The Common Criteria for Information Technology Security Evaluation (abbreviated as Common Criteria or CC) is an international standard (ISO/IEC 15408) for computer security certification. It is currently in version 3.1. In this framework, computer system users can specify their security functional and assurance requirements, vendors can then implement and/or make claims about the security attributes of their products, and testing laboratories can evaluate the products to determine if they actually meet the claims. In other words, Common Criteria provides assurance that the process of specification, implementation and evaluation of a computer security product has been conducted in a rigorous and standard manner.
Common criteria can be applied for evaluation IT product or system satisfying a defined set of security requirements.
TOE stands for Target of Evaluation. It is the product or system that is subject of the evaluation.
PP is a document, typically created by a user or user community, which identifies security requirements for a class of security devices relevant to that user for a particular purpose. Product vendors can choose to implement products that comply with one or more PPs, and have their products evaluated against those PPs. In such a case, a PP may serve as a template for the product's Security Target (ST), or the authors of the ST will at least ensure that all requirements in relevant PPs also appear in the target's ST document. Customers looking for particular types of products can focus on those certified against the PP that meets their requirements.
Security Target (ST) is a document that identifies the security properties of the target of evaluation (TOE). It may refer to one or more PPs. The TOE is evaluated against the Security Functional Requirements (SFRs) established in its ST, no more and no less. This allows vendors to tailor the evaluation to accurately match the intended capabilities of their product. This means that a network firewall does not have to meet the same functional requirements as a operating system, and that different firewalls may in fact be evaluated against completely different lists of requirements. The ST is usually published so that potential customers may determine the specific security features that have been certified by the evaluation.
Security functional requirements (SFRs) specify individual security functions which may be provided by a product. The Common Criteria presents a standard catalogue of such functions. For example, an SFR may state how a user acting a particular role might be authenticated. The list of SFRs can vary from one evaluation to the next, even if two targets are the same type of product. Although Common Criteria does not prescribe any SFRs to be included in an ST, it identifies dependencies where the correct operation of one function (such as the ability to limit access according to roles) is dependent on another (such as the ability to identify individual roles).
Security assurance requirements describe the measures taken during development and evaluation of the product to assure compliance with the claimed security functionality.
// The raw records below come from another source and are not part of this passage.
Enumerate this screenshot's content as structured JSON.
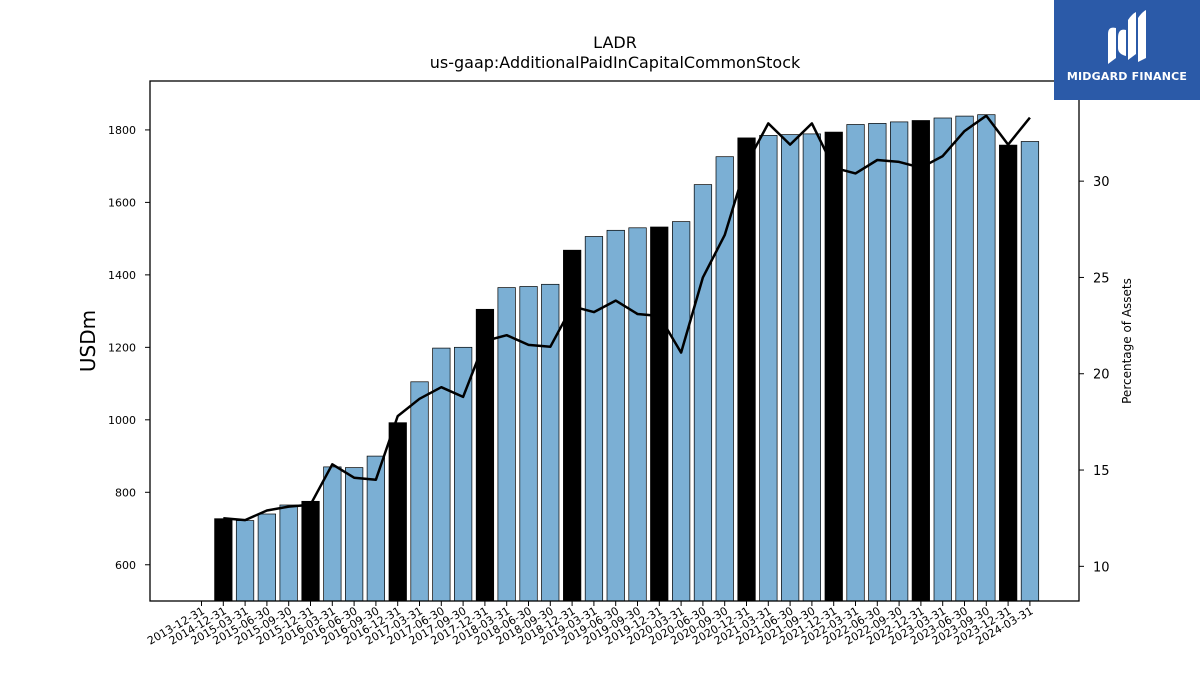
{
  "chart_data": {
    "type": "bar",
    "title": "LADR",
    "subtitle": "us-gaap:AdditionalPaidInCapitalCommonStock",
    "ylabel": "USDm",
    "y2label": "Percentage of Assets",
    "ylim": [
      500,
      1935
    ],
    "y2lim": [
      8.2,
      35.2
    ],
    "yticks": [
      600,
      800,
      1000,
      1200,
      1400,
      1600,
      1800
    ],
    "y2ticks": [
      10,
      15,
      20,
      25,
      30
    ],
    "categories": [
      "2013-12-31",
      "2014-12-31",
      "2015-03-31",
      "2015-06-30",
      "2015-09-30",
      "2015-12-31",
      "2016-03-31",
      "2016-06-30",
      "2016-09-30",
      "2016-12-31",
      "2017-03-31",
      "2017-06-30",
      "2017-09-30",
      "2017-12-31",
      "2018-03-31",
      "2018-06-30",
      "2018-09-30",
      "2018-12-31",
      "2019-03-31",
      "2019-06-30",
      "2019-09-30",
      "2019-12-31",
      "2020-03-31",
      "2020-06-30",
      "2020-09-30",
      "2020-12-31",
      "2021-03-31",
      "2021-06-30",
      "2021-09-30",
      "2021-12-31",
      "2022-03-31",
      "2022-06-30",
      "2022-09-30",
      "2022-12-31",
      "2023-03-31",
      "2023-06-30",
      "2023-09-30",
      "2023-12-31",
      "2024-03-31"
    ],
    "series": [
      {
        "values": [
          null,
          727,
          722,
          740,
          765,
          775,
          870,
          868,
          900,
          992,
          1105,
          1198,
          1200,
          1305,
          1365,
          1368,
          1374,
          1468,
          1506,
          1523,
          1530,
          1532,
          1547,
          1649,
          1726,
          1778,
          1785,
          1787,
          1789,
          1794,
          1815,
          1818,
          1822,
          1826,
          1833,
          1838,
          1842,
          1758,
          1768
        ],
        "highlight": [
          false,
          true,
          false,
          false,
          false,
          true,
          false,
          false,
          false,
          true,
          false,
          false,
          false,
          true,
          false,
          false,
          false,
          true,
          false,
          false,
          false,
          true,
          false,
          false,
          false,
          true,
          false,
          false,
          false,
          true,
          false,
          false,
          false,
          true,
          false,
          false,
          false,
          true,
          false
        ]
      },
      {
        "axis": "right",
        "values": [
          null,
          12.5,
          12.4,
          12.9,
          13.1,
          13.2,
          15.3,
          14.6,
          14.5,
          17.8,
          18.7,
          19.3,
          18.8,
          21.7,
          22.0,
          21.5,
          21.4,
          23.5,
          23.2,
          23.8,
          23.1,
          23.0,
          21.1,
          25.0,
          27.2,
          30.9,
          33.0,
          31.9,
          33.0,
          30.7,
          30.4,
          31.1,
          31.0,
          30.7,
          31.3,
          32.6,
          33.4,
          31.9,
          33.3
        ]
      }
    ],
    "colors": {
      "bar": "#7bafd4",
      "bar_highlight": "#000000",
      "line": "#000000"
    }
  },
  "logo": {
    "text": "MIDGARD FINANCE"
  }
}
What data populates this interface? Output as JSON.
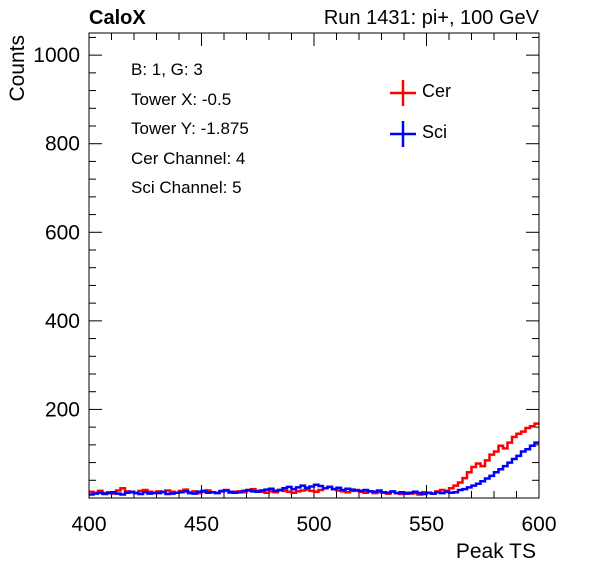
{
  "header": {
    "left": "CaloX",
    "right": "Run 1431: pi+, 100 GeV"
  },
  "info_box": [
    "B: 1, G: 3",
    "Tower X: -0.5",
    "Tower Y: -1.875",
    "Cer Channel: 4",
    "Sci Channel: 5"
  ],
  "chart_data": {
    "type": "line",
    "style": "step histogram",
    "xlabel": "Peak TS",
    "ylabel": "Counts",
    "xlim": [
      400,
      600
    ],
    "ylim": [
      0,
      1050
    ],
    "x_ticks": [
      400,
      450,
      500,
      550,
      600
    ],
    "y_ticks": [
      200,
      400,
      600,
      800,
      1000
    ],
    "legend_position": "top-right",
    "grid": false,
    "bin_width": 2,
    "x": [
      400,
      402,
      404,
      406,
      408,
      410,
      412,
      414,
      416,
      418,
      420,
      422,
      424,
      426,
      428,
      430,
      432,
      434,
      436,
      438,
      440,
      442,
      444,
      446,
      448,
      450,
      452,
      454,
      456,
      458,
      460,
      462,
      464,
      466,
      468,
      470,
      472,
      474,
      476,
      478,
      480,
      482,
      484,
      486,
      488,
      490,
      492,
      494,
      496,
      498,
      500,
      502,
      504,
      506,
      508,
      510,
      512,
      514,
      516,
      518,
      520,
      522,
      524,
      526,
      528,
      530,
      532,
      534,
      536,
      538,
      540,
      542,
      544,
      546,
      548,
      550,
      552,
      554,
      556,
      558,
      560,
      562,
      564,
      566,
      568,
      570,
      572,
      574,
      576,
      578,
      580,
      582,
      584,
      586,
      588,
      590,
      592,
      594,
      596,
      598
    ],
    "series": [
      {
        "name": "Cer",
        "color": "#ff0000",
        "values": [
          14,
          12,
          16,
          11,
          13,
          10,
          17,
          22,
          15,
          13,
          12,
          16,
          18,
          14,
          11,
          15,
          13,
          17,
          14,
          12,
          16,
          19,
          13,
          15,
          11,
          14,
          17,
          13,
          12,
          16,
          18,
          12,
          14,
          15,
          13,
          17,
          20,
          16,
          14,
          12,
          15,
          13,
          18,
          16,
          14,
          12,
          15,
          17,
          19,
          16,
          14,
          18,
          22,
          25,
          20,
          17,
          15,
          13,
          16,
          18,
          14,
          12,
          15,
          11,
          13,
          12,
          10,
          14,
          11,
          9,
          12,
          10,
          11,
          8,
          13,
          12,
          10,
          15,
          18,
          16,
          22,
          28,
          35,
          45,
          58,
          70,
          78,
          72,
          85,
          98,
          105,
          118,
          112,
          125,
          138,
          145,
          150,
          158,
          162,
          168
        ]
      },
      {
        "name": "Sci",
        "color": "#0000ff",
        "values": [
          8,
          10,
          12,
          9,
          11,
          13,
          10,
          8,
          12,
          14,
          11,
          9,
          13,
          10,
          12,
          11,
          14,
          9,
          10,
          12,
          13,
          15,
          11,
          10,
          14,
          16,
          12,
          13,
          11,
          15,
          17,
          14,
          12,
          13,
          16,
          18,
          15,
          14,
          17,
          19,
          21,
          16,
          18,
          22,
          25,
          20,
          24,
          28,
          23,
          26,
          30,
          27,
          22,
          25,
          20,
          23,
          18,
          21,
          19,
          17,
          16,
          18,
          15,
          14,
          17,
          13,
          12,
          15,
          11,
          13,
          10,
          12,
          14,
          11,
          9,
          12,
          10,
          13,
          11,
          14,
          12,
          13,
          18,
          20,
          24,
          28,
          32,
          38,
          44,
          50,
          58,
          65,
          72,
          80,
          88,
          95,
          105,
          110,
          118,
          125
        ]
      }
    ]
  }
}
For example, an evaluation may require that all source code is kept in a change management system, or that full functional testing is performed. The Common Criteria provides a catalogue of these, and the requirements may vary from one evaluation to the next. The requirements for particular targets or types of products are documented in the Security Target (ST) and Protection Profile (PP)
Evaluation Assurance Level (EAL) is the numerical rating describing the depth and rigor of an evaluation. Each EAL corresponds to a package of security assurance requirements (SARs) which covers the complete development of a product, with a given level of strictness. Common Criteria lists seven levels, with EAL 1 being the most basic (and therefore cheapest to implement and evaluate) and EAL 7 being the most stringent (and most expensive). Normally, a Security Target (ST) or Protection Profile (PP) author will not select assurance requirements individually but choose one of these packages, possibly 'augmenting' requirements in a few areas with requirements from a higher level. Higher EALs do not necessarily imply "better security", they only mean that the claimed security assurance of the TOE has been more extensively verified.
There is a Common Criteria Mutual Recognition Arrangement (CCMRA) among participating countries, whereby each country thereto recognizes evaluations against the Common Criteria standard done by other countries. Originally signed in 1998 by Canada, France, Germany, the United Kingdom and the United States, Australia and New Zealand joined 1999, followed by Finland, Greece, Israel, Italy, the Netherlands, Norway and Spain in 2000. The Arrangement has since been renamed Common Criteria Recognition Arrangement (CCRA) and membership continues to expand. Within the CCRA only evaluations up to EAL 2 are mutually recognized (Including augmentation with flaw remediation). The European countries within the former ITSEC agreement typically recognize higher EALs as well. Evaluations at EAL3 and above tend to involve the security requirements of the host nation's government.